The study is the first step in a long-term effort to ‘reverse-engineer’ infant cognition by studying babies at ages three-, six- and 12-months-old to map out what they know about the physical and social world.
Lotto with a twist
Scientists at the Massachusetts Institute of Technology (MIT) developed a computational model of infant cognition that can accurately predict infants’ surprise at events that violate their conception of the physical world, calculating the probability of a particular event, given what is already known about the objects involved.
Teaming up with an international team of researchers co-led by MIT’s Josh Tenenbaum, the MIT scientists found that infants can use knowledge to form surprisingly sophisticated expectations of how novel situations will unfold.
Infants were shown a container in which different objects bounced for a certain period, before one of them exited. In one example, 12-month-olds were shown four objects – three blue, one red – bouncing around a container. After some time, the scene would be covered, and during that time, one of the objects would exit the container through an opening.
If the scene was blocked very briefly (0.04 seconds), infants would be surprised if one of the objects farthest from the exit had left the container. If the scene was obscured for longer (two seconds), the distance from exit became less important and they were surprised only if the rare (red) object exited first. At intermediate times, both distance to the exit and number of objects mattered.

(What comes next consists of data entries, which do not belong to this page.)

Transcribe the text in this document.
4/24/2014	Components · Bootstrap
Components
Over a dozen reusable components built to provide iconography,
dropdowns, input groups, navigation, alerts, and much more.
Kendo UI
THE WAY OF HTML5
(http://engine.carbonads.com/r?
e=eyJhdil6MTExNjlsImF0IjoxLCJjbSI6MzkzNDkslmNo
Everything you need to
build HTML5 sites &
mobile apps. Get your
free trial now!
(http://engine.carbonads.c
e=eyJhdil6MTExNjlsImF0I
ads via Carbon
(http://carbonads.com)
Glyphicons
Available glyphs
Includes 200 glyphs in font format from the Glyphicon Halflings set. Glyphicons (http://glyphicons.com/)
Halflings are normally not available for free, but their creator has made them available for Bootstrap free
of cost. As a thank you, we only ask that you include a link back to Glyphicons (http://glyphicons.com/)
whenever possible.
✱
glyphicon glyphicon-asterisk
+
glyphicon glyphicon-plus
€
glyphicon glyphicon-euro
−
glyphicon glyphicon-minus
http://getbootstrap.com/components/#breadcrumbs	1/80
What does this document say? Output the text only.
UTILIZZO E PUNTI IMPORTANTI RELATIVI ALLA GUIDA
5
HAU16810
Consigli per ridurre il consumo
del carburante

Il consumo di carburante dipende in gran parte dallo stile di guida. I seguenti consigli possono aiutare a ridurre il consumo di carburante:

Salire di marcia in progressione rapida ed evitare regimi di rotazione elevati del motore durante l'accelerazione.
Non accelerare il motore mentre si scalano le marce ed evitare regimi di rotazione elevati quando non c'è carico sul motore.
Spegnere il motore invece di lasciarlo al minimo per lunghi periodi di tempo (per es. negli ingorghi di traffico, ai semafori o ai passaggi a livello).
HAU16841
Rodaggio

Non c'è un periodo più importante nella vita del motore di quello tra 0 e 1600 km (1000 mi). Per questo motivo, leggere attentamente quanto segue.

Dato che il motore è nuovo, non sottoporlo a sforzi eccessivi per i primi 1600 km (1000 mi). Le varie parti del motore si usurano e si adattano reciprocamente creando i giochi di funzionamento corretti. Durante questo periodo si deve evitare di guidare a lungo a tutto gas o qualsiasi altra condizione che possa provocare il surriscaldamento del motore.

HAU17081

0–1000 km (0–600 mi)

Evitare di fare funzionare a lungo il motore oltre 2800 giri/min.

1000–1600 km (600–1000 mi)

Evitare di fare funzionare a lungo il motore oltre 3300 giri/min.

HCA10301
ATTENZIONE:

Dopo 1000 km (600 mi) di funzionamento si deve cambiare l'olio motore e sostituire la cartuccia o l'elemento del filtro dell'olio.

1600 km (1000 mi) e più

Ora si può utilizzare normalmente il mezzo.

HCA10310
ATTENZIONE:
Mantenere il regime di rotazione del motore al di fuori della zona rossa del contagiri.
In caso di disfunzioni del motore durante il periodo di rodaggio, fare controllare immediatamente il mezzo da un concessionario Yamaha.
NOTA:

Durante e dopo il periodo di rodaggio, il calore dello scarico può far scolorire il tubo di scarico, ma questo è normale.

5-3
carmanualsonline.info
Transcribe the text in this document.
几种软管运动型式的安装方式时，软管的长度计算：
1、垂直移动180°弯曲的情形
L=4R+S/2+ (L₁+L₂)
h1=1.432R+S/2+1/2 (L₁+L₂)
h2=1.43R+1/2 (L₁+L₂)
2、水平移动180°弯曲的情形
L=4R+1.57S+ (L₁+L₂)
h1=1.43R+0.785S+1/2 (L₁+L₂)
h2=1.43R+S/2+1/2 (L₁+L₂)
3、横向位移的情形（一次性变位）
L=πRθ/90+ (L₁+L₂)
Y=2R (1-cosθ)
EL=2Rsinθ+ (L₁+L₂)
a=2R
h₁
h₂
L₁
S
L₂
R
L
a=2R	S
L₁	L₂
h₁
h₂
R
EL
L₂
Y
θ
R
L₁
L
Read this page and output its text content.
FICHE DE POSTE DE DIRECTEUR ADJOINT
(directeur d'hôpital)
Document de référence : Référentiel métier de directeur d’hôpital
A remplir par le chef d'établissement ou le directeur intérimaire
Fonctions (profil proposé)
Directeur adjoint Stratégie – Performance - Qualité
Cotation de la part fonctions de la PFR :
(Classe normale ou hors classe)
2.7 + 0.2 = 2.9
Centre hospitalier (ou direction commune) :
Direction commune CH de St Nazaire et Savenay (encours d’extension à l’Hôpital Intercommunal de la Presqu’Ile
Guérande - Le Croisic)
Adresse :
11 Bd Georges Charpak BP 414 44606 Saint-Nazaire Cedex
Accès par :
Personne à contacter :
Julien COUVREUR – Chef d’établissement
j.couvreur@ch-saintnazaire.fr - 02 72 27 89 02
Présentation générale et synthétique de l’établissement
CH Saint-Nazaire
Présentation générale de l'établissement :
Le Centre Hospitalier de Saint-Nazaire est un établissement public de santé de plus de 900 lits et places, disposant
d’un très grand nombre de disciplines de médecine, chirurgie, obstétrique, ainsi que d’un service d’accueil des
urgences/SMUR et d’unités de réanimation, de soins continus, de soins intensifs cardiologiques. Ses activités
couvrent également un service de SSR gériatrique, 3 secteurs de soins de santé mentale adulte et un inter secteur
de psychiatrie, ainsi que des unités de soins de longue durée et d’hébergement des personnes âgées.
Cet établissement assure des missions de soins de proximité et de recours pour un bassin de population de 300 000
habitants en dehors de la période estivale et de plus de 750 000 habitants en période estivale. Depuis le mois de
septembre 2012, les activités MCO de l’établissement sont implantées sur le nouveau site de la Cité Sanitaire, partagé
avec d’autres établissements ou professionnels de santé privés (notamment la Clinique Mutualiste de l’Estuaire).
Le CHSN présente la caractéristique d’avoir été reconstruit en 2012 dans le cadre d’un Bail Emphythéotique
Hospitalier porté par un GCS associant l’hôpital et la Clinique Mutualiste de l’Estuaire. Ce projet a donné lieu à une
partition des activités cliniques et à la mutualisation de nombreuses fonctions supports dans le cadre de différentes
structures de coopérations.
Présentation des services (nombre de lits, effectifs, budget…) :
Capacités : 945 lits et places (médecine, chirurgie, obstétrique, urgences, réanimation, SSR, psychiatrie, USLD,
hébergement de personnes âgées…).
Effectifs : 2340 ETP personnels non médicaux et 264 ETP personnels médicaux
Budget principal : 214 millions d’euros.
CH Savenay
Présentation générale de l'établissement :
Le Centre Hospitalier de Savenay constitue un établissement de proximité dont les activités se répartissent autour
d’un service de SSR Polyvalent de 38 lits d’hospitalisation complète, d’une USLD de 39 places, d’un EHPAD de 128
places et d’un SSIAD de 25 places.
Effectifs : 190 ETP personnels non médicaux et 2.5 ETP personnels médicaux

“Babies, from the time they’re still in the womb, are already learning. By the time humans are born, we already have all our neurons in place.”
Modelling infant cognition
A computational model developed by the researchers, known as the ‘ideal-observer model’, accurately predicted how long babies would look at the same exit event under a dozen different scenarios, varying number of objects, spatial position and time delay.
This marks the first time that infant cognition has been modelled with such quantitative precision, and suggests that infants reason by mentally simulating possible scenarios and figuring out which outcome is most likely, based on a few physical principles.
“The research showed that infants are able to adapt their reasoning to changing situations,” said Bonnatti.
“In this sense, we showed that they are very good reasoners in such situations, which are simple but already contain many sources of information that must be appropriately evaluated and integrated to give rational responses”.
“One thing this research brings is in the UK, as well as in the U.S., parents, caregivers and health carers who deal with infants and children do not necessarily realise how smart these babies are – how ‘adult’ in a sense they are,” said Claudia Uller, director of the Infant Cognition Lab at the University of Cambridge, who was not involved in the study.
“Babies, from the time they’re still in the womb, are already learning. By the time humans are born, we already have all our neurons in place. We don’t grow neurons after birth – connections proliferate and develop, and loads of them die and disappear,” she added.
“In a nutshell, would it be unreasonable to hypothesise, given that we’re born with our brains in place, that we’re born smart enough to figure out the physical world instantly? This includes having a ‘computer’ in place from the start that is clever enough to make rational inferences in novel situations via the analysis, computation and integration of previous observations, given abstract knowledge,” said Uller.